Eu tive uma boa experiência com a minha primeira vez. Não conseguir gozar. Acho que estar nua com um pênis dentro de mim era demais. Mas senti muito prazer.

Infelizmente a manutenção desse e dos outros relacionamentos não foram tão bons. Minha vida começou a girar em torno do trabalho. Meus relacionamentos eram conturbados. Me formei  em publicidade. Tive uma filha sozinha e eu fui obrigada a me tratar, tanto da compulsão quanto da autoestima. Minha vida era a minha filha, o trabalho e a terapia.

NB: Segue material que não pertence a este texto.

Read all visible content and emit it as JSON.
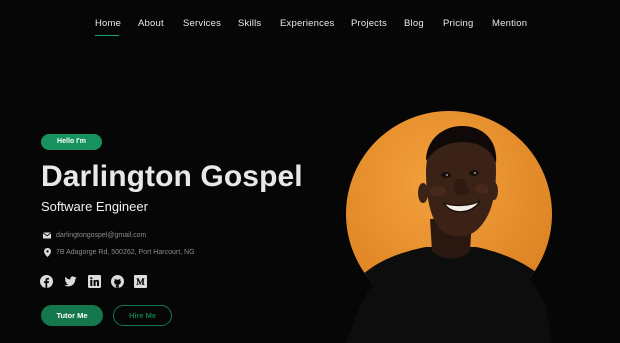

Com o tempo fui recuperando minha autoestima  e assumi  ficar comigo mesma pelo tempo que levasse eu aprender a me aceitar e a me amar em primeiro lugar.

Atualmente continuo gordinha, mas aprendi a usar roupas que valorizam meu corpo e que vistam bem em mim. Faço academia e tenho uma dieta regular balanceada. Minha filha e eu comemos a mesma coisa. Ela também tem uma tendência a engordar, mas aprendi a lidar com isso diferente de meus pais. Ela pratica natação 5 vezes por semana e tem boa saúde. Trabalho muito e nada falta a minha filha.

E embora esteja satisfeita com minha vida, quero encontrar o homem certo para caminhar do meu lado pela vida a fora. Mas antes quero conhecer melhor a mim mesma e sobre a razão de eu atrair tantos relacionamentos ruins. Quero ter mais intimidade com meu corpo e aprender a viver minha sexualidade plenamente comigo mesma. Me conhecendo melhor, vou ter mais chances de ter um relacionamento que venha a somar no meu processo de aprender a ser Mulher, sem rótulos, sem tabus, sem vergonha. Me aceitando como eu sou e sempre em evolução.”